There are two main schools of thought: either plants alter their metabolome to produce a more effective and targeted defense against attackers, or the changes in metabolism are random, leaving insects unable to adapt. Until now, testing these contradictory theories has relied on a narrow set of well-defined plant metabolites – or “defense compounds.” But modern MS metabolomics is changing the game.

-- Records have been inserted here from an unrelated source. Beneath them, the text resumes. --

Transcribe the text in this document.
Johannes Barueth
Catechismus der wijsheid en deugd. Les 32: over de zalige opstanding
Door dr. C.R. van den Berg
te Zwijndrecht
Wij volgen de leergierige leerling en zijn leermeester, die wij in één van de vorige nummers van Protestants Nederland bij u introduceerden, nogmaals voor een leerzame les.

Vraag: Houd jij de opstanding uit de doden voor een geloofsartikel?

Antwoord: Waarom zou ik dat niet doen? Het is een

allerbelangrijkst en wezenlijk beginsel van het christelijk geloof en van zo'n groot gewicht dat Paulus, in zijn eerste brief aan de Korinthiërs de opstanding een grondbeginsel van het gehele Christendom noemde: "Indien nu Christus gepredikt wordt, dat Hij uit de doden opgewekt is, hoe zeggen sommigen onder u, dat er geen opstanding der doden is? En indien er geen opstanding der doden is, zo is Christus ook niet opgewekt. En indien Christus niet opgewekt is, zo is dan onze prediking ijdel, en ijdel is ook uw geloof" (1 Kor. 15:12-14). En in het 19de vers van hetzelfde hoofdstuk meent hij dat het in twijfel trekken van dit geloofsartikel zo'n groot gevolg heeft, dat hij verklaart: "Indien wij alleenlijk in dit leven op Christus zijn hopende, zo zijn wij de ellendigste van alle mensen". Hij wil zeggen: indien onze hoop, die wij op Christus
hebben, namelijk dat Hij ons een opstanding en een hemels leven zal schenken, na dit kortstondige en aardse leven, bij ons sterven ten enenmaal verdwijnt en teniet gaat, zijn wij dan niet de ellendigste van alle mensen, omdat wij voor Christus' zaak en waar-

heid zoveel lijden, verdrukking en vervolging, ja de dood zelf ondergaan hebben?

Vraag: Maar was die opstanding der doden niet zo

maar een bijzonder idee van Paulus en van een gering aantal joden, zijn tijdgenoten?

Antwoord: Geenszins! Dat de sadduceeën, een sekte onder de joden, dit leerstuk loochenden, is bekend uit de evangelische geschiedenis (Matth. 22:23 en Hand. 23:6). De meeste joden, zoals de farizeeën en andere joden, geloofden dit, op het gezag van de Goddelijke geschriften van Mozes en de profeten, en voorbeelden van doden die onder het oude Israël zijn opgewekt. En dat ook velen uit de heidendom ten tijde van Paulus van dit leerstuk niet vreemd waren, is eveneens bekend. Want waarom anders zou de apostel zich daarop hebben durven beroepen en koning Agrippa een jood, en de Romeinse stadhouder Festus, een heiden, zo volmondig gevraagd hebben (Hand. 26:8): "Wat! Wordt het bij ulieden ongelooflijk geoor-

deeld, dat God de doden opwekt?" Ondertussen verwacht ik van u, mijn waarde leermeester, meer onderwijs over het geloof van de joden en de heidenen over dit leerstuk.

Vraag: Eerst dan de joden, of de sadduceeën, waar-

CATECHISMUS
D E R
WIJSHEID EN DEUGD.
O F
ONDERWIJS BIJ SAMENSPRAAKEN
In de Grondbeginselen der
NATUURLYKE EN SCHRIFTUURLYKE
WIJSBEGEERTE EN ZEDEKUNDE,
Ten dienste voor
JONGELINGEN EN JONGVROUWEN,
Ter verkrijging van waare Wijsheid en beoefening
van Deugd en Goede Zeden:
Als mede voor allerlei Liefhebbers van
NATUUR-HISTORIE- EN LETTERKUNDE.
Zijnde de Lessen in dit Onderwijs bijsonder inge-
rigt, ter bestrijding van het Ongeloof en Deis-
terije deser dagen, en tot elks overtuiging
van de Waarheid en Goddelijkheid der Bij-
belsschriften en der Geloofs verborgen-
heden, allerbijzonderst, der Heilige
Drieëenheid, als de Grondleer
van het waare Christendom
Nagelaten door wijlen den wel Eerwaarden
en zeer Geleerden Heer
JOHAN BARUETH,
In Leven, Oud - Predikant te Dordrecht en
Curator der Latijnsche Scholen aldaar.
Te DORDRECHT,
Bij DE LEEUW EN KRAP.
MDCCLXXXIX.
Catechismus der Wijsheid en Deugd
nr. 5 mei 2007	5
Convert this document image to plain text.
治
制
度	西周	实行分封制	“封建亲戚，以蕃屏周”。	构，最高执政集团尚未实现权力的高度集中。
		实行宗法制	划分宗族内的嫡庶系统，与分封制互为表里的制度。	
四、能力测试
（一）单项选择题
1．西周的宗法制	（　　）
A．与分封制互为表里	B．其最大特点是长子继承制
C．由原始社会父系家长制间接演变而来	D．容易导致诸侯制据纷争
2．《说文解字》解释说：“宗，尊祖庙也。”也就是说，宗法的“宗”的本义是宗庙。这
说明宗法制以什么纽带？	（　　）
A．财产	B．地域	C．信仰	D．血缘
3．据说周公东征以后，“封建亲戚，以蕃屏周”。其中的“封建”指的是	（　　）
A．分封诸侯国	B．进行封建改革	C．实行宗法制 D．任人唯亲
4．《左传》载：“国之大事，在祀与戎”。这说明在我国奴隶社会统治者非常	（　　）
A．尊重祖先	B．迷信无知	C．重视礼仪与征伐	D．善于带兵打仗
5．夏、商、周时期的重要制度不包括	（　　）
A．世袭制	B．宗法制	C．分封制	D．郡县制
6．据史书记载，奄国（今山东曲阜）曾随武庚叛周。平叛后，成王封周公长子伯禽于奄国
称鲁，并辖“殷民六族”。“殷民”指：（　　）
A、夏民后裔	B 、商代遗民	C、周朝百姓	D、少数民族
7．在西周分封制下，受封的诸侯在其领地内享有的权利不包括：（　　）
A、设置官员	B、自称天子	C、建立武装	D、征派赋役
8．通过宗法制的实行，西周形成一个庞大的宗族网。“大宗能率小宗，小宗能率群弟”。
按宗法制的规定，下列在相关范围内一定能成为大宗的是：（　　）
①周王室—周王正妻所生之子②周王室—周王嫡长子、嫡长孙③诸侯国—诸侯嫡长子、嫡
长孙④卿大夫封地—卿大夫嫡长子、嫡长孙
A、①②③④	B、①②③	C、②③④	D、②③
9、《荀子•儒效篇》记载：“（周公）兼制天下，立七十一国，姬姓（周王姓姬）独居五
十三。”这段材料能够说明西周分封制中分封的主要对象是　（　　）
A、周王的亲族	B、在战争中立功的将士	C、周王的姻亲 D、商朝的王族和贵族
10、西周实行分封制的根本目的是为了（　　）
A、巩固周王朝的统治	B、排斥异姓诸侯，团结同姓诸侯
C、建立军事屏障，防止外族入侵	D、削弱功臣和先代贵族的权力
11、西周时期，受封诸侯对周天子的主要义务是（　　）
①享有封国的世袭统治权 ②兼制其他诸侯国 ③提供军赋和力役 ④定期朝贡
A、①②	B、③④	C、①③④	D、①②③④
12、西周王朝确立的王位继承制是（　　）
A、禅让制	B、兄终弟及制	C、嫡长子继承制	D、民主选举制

“You can now collect data on as many detected metabolites as you wish without existing knowledge,” says Dapeng Li, first author of the study. Their approach combines MS/MS-based metabolomics with statistical principles derived from information theory for data evaluation. This allowed unbiased, global acquisition of small molecules from Nicotiana attenuata plant samples. Furthermore, metabolic patterns can be visualized holistically, rather than focusing too heavily on individual metabolites and pathways. “In short, we can now see the ‘forest’ of metabolism without being lost in the metabolic ‘trees,’” says Ian Baldwin, one of the lead authors.

Their results reveal thatplants regulate their metabolism in a directional manner to launch a highly-specific defense after insect attack. Plant hormone levels dictate the directionality of the plant’s response.

Their study opens the door to future research possibilities: “The power of our approach lies in its ability to compare patterns within and among plant species to examine how herbivory has shaped plant metabolism on the evolutionary scale,” says Emmanuel Gaquerel, one of the study leaders. Future research will explore how circadian and diurnal patterns influence metabolism – a fundamental problem for sunlight-dependent plants.